The broad appeal of Toryism has always been based on fear - fear of the enemy without (Soviet communism), fear of the enemy within (trade unions). Now, with these vanquished, the party casts around more desperately: one- parent families, social security scroungers, asylum-seekers, criminals, hippies and travellers. This is what creates the harshness that so repels the likes of Emma Nicholson and Alan Howarth. From without, the European Union provides the only remaining enemy the Tories can find. But as threats to the British way of life, Belgium, Holland, Germany and the rest have none of the credibility the Soviet Union used to have. The latter was a mysterious place; most Westerners had about as much understanding of how its people lived as they did of Greenlanders. In Western Europe, by contrast, the British can travel and see for themselves that the people look more prosperous, more secure, more at peace with themselves than we do.

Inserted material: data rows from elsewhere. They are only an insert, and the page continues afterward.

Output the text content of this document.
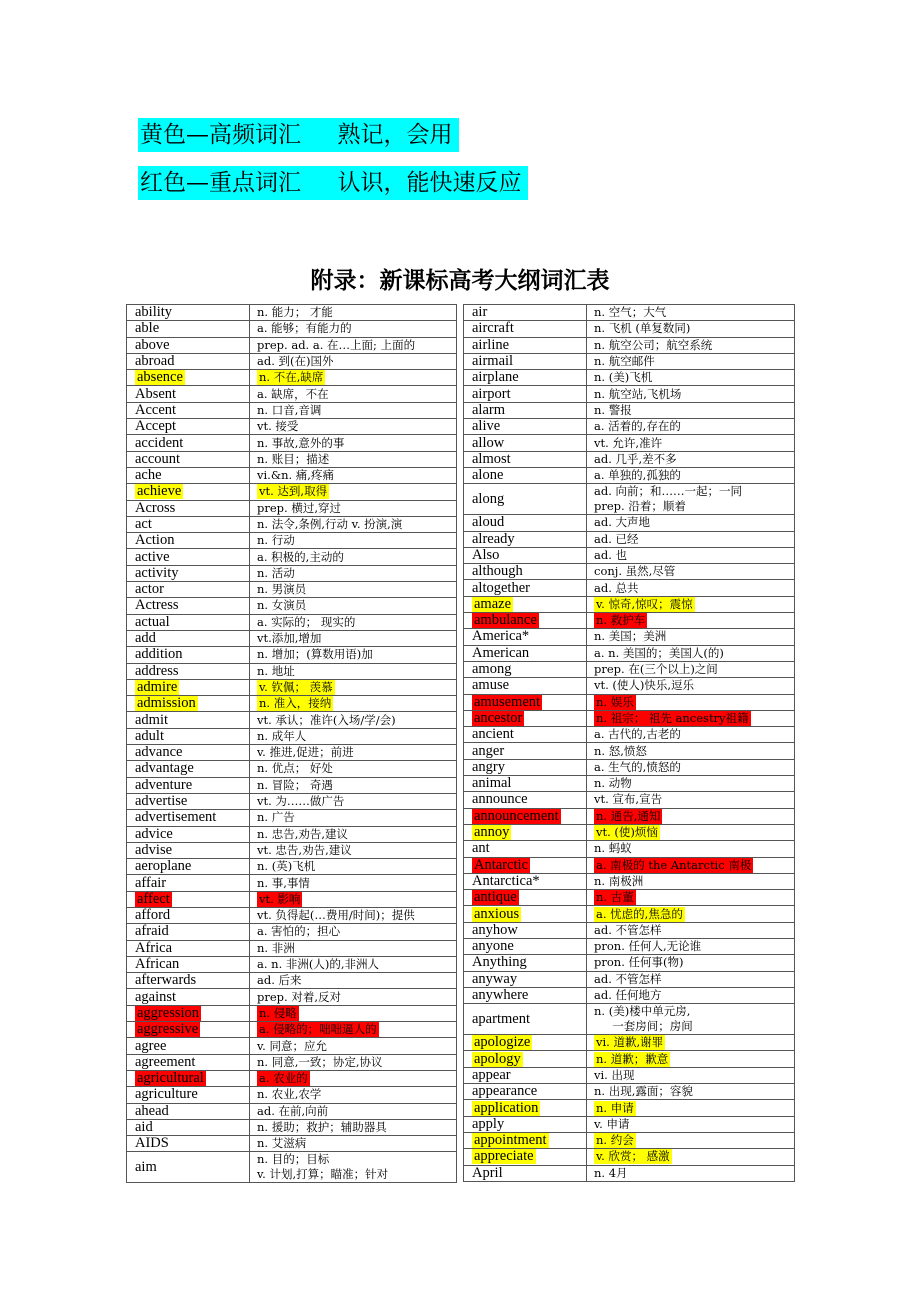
黄色—高频词汇     熟记，会用
红色—重点词汇     认识，能快速反应
附录：新课标高考大纲词汇表
ability	n. 能力； 才能
able	a. 能够；有能力的
above	prep. ad. a. 在…上面; 上面的
abroad	ad. 到(在)国外
absence	n. 不在,缺席
Absent	a. 缺席，不在
Accent	n. 口音,音调
Accept	vt. 接受
accident	n. 事故,意外的事
account	n. 账目；描述
ache	vi.&n. 痛,疼痛
achieve	vt. 达到,取得
Across	prep. 横过,穿过
act	n. 法令,条例,行动 v. 扮演,演
Action	n. 行动
active	a. 积极的,主动的
activity	n. 活动
actor	n. 男演员
Actress	n. 女演员
actual	a. 实际的； 现实的
add	vt.添加,增加
addition	n. 增加；(算数用语)加
address	n. 地址
admire	v. 钦佩； 羡慕
admission	n. 准入，接纳
admit	vt. 承认；准许(入场/学/会)
adult	n. 成年人
advance	v. 推进,促进；前进
advantage	n. 优点； 好处
adventure	n. 冒险； 奇遇
advertise	vt. 为……做广告
advertisement	n. 广告
advice	n. 忠告,劝告,建议
advise	vt. 忠告,劝告,建议
aeroplane	n. (英)飞机
affair	n. 事,事情
affect	vt. 影响
afford	vt. 负得起(…费用/时间)；提供
afraid	a. 害怕的；担心
Africa	n. 非洲
African	a. n. 非洲(人)的,非洲人
afterwards	ad. 后来
against	prep. 对着,反对
aggression	n. 侵略
aggressive	a. 侵略的；咄咄逼人的
agree	v. 同意；应允
agreement	n. 同意,一致；协定,协议
agricultural	a. 农业的
agriculture	n. 农业,农学
ahead	ad. 在前,向前
aid	n. 援助；救护；辅助器具
AIDS	n. 艾滋病
aim	n. 目的；目标
v. 计划,打算；瞄准；针对
air	n. 空气；大气
aircraft	n. 飞机 (单复数同)
airline	n. 航空公司；航空系统
airmail	n. 航空邮件
airplane	n. (美)飞机
airport	n. 航空站,飞机场
alarm	n. 警报
alive	a. 活着的,存在的
allow	vt. 允许,准许
almost	ad. 几乎,差不多
alone	a. 单独的,孤独的
along	ad. 向前；和……一起；一同
prep. 沿着；顺着
aloud	ad. 大声地
already	ad. 已经
Also	ad. 也
although	conj. 虽然,尽管
altogether	ad. 总共
amaze	v. 惊奇,惊叹；震惊
ambulance	n. 救护车
America*	n. 美国；美洲
American	a. n. 美国的；美国人(的)
among	prep. 在(三个以上)之间
amuse	vt. (使人)快乐,逗乐
amusement	n. 娱乐
ancestor	n. 祖宗； 祖先 ancestry祖籍
ancient	a. 古代的,古老的
anger	n. 怒,愤怒
angry	a. 生气的,愤怒的
animal	n. 动物
announce	vt. 宣布,宣告
announcement	n. 通告,通知
annoy	vt. (使)烦恼
ant	n. 蚂蚁
Antarctic	a. 南极的 the Antarctic 南极
Antarctica*	n. 南极洲
antique	n. 古董
anxious	a. 忧虑的,焦急的
anyhow	ad. 不管怎样
anyone	pron. 任何人,无论谁
Anything	pron. 任何事(物)
anyway	ad. 不管怎样
anywhere	ad. 任何地方
apartment	n. (美)楼中单元房,
一套房间；房间
apologize	vi. 道歉,谢罪
apology	n. 道歉；歉意
appear	vi. 出现
appearance	n. 出现,露面；容貌
application	n. 申请
apply	v. 申请
appointment	n. 约会
appreciate	v. 欣赏； 感激
April	n. 4月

The Conservative Party increasingly gives the appearance almost of being embarrassed by power. Even if two more MPs were to defect, it would no doubt still win a vote of confidence in the House of Commons. But to argue that the Government enjoys the confidence of a majority of MPs would be absurd; it scarcely has any confidence in itself. This newspaper argued a few weeks ago that the Prime Minister can only damage his party by delaying a general election, that, with every day that passes, the Tories merely show further evidence of their unfitness to govern and further undermine the confidence of their own supporters. Ms Nicholson's defection provides the clearest possible evidence of how right we were.